Actually, by discussing the Internet, I’m extrapolating a bit from Reekie’s book, which is a good endorsement that there’s real room for thought and further discussion from his ideas. In that regard, Subversion is a real success. However, the early chapters on medieval culture is a bit of a slog to get through for people — like myself — who aren’t knee-deep in academic art and cultural history. But, once Reekie starts putting the pieces together and setting the stage for his actual discussion about modern film, that early slog becomes really worth it.

Reekie’s most controversial points are about of British underground film being a wholly owned and operated subsidiary of government cultural meddling. Funding for artistic cinema in the ’60s and ’70s was provided through government agencies and doled out by film historians employed by those agencies. Therefore, the only history of underground film that was ever written was the one written by those specifically doling out the funds to create it.

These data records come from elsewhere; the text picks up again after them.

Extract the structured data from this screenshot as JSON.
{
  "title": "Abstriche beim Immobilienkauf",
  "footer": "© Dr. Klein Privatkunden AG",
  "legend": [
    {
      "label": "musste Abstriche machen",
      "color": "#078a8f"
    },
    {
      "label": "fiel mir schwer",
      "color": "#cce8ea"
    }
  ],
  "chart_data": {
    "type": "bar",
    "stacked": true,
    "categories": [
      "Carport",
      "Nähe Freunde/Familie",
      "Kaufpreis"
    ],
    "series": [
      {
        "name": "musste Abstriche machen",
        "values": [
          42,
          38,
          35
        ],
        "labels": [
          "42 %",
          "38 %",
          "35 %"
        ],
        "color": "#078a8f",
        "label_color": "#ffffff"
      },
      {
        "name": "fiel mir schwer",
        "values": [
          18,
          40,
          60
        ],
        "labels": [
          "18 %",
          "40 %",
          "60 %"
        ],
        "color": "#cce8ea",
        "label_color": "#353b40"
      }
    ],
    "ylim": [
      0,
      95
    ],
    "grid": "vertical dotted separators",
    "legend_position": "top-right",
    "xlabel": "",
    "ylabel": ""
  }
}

The U.S. never quite had that problem since government funding for filmmaking has always been severely limited. Yet, one can also see a similar act of self-definition within the U.S. underground film world, mostly created by a lack of a diverse set of historians working to formulate a living, breathing history.

So, that’s why underground film remains underground: A populace that’s been engineered to not be actively engaged in the production of cinema and a limiting, self-defining exclusionary history.

Reekie concludes his book with his most passionate passages. He breaks from the rest of the book’s detached, academic style to recount the very personal history of his own Exploding Cinema collective in London, a group that encourages an open engagement between filmmaker and film watcher.

It’s always a difficult battle, though, and it’s good hear tales of how others are fighting their wars — as well as to know how the wars even started. Calling the book a “definitive history” is a bold statement, but Subversion does an excellent job at specifically defining what exactly makes the underground “underground” in the first place.